Diesmal haben mehr Erwerbslose die Aktion befolgt als im vergangenen Jahr. In
zahlreichen Städten des Landes besetzten sie die Arbeitsämter; in
Marseille haben 300-400 Erwerbslose der CGT Arbeitsämter gestürmt,
die die Auszahlung verweigern wollten. In Paris wurden die Ämter in der ersten
Dezemberwoche vorsorglich für eine ganze Woche geschlossen.
Die öffentliche Meinung ist auf der Seite der Erwerbslosen: wenn andere
Weihnachtsgeld bekommen, warum nicht auch sie? Vor der Demonstration am 10.12.
in Paris gab es eine Serie von Aktionstagen; spektakuläre Aktionen sind
landesweit für den 21.12. geplant. Und auch nach den Feiertagen geht es
weiter...
Wieder einmal stehen Forderungen gegen die Privatisierung der
öffentlichen Dienste, für Arbeitsplätze und für ein
menschenwürdiges Einkommen im Mittelpunkt.
Die Protestierenden lassen sich nicht davon beeindrucken, daß die
Umweltministerin eine Grüne ist und der Verkehrsminister zur KP gehört,
und auch nicht davon, daß die CGT deswegen zwar den europäischen
Streik und die Aktionen der Erwerbslosen, aber nicht den nationalen Eisenbahnerstreik
unterstützt; die Mobilisierung findet an der Basis statt.

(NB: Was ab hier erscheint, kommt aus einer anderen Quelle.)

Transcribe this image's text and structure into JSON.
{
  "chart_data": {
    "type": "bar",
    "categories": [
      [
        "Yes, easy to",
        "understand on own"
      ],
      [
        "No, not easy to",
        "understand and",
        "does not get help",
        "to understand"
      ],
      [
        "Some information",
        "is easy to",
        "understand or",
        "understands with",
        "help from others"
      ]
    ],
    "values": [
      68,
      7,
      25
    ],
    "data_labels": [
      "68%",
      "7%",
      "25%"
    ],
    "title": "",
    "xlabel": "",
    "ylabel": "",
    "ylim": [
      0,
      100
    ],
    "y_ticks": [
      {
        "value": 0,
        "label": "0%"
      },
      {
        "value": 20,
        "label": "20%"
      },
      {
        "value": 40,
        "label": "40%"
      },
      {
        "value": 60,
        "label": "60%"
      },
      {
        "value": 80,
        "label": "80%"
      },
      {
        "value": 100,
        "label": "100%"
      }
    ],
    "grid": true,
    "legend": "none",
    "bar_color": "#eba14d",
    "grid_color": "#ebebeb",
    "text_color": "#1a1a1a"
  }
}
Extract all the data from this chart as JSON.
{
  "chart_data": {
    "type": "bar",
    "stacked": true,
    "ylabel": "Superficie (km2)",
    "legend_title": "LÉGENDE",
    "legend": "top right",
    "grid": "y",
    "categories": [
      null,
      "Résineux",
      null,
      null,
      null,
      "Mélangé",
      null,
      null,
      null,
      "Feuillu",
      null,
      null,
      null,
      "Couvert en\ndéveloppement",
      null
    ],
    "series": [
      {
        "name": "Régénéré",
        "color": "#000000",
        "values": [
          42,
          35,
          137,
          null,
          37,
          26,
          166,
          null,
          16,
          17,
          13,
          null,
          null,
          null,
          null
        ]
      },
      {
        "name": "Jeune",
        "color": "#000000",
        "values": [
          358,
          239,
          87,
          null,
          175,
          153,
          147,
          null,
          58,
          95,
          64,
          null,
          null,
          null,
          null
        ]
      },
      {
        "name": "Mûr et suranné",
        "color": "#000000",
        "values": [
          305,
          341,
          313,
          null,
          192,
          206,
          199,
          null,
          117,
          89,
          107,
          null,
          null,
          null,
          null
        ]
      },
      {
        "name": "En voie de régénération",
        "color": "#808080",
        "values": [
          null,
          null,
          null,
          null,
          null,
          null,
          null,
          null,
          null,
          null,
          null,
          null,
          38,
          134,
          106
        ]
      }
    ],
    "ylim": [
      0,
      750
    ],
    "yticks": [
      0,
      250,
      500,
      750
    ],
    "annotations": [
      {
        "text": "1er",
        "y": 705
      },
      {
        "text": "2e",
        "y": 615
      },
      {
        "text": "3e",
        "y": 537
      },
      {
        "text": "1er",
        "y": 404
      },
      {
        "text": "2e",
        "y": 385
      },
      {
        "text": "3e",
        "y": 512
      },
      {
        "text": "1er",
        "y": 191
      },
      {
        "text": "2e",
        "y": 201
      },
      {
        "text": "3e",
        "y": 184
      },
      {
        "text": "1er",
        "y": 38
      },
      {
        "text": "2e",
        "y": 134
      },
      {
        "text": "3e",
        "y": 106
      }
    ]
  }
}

Geschichte wiederholt sich nicht. Diesmal unterstützen die Eisenbahner
die Demonstration der Erwerbslosen am 10.12. nicht. Der Grund: Bei den
Eisenbahnern sind es hauptsächlich die Kontrolleure, die streiken. Aber mit
denen liegen die Erwerbslosen über Kreuz, denn die stellen ihnen immer nach.
Trotzdem stehen die Chancen gut, daß die Proteste sich ausweiten.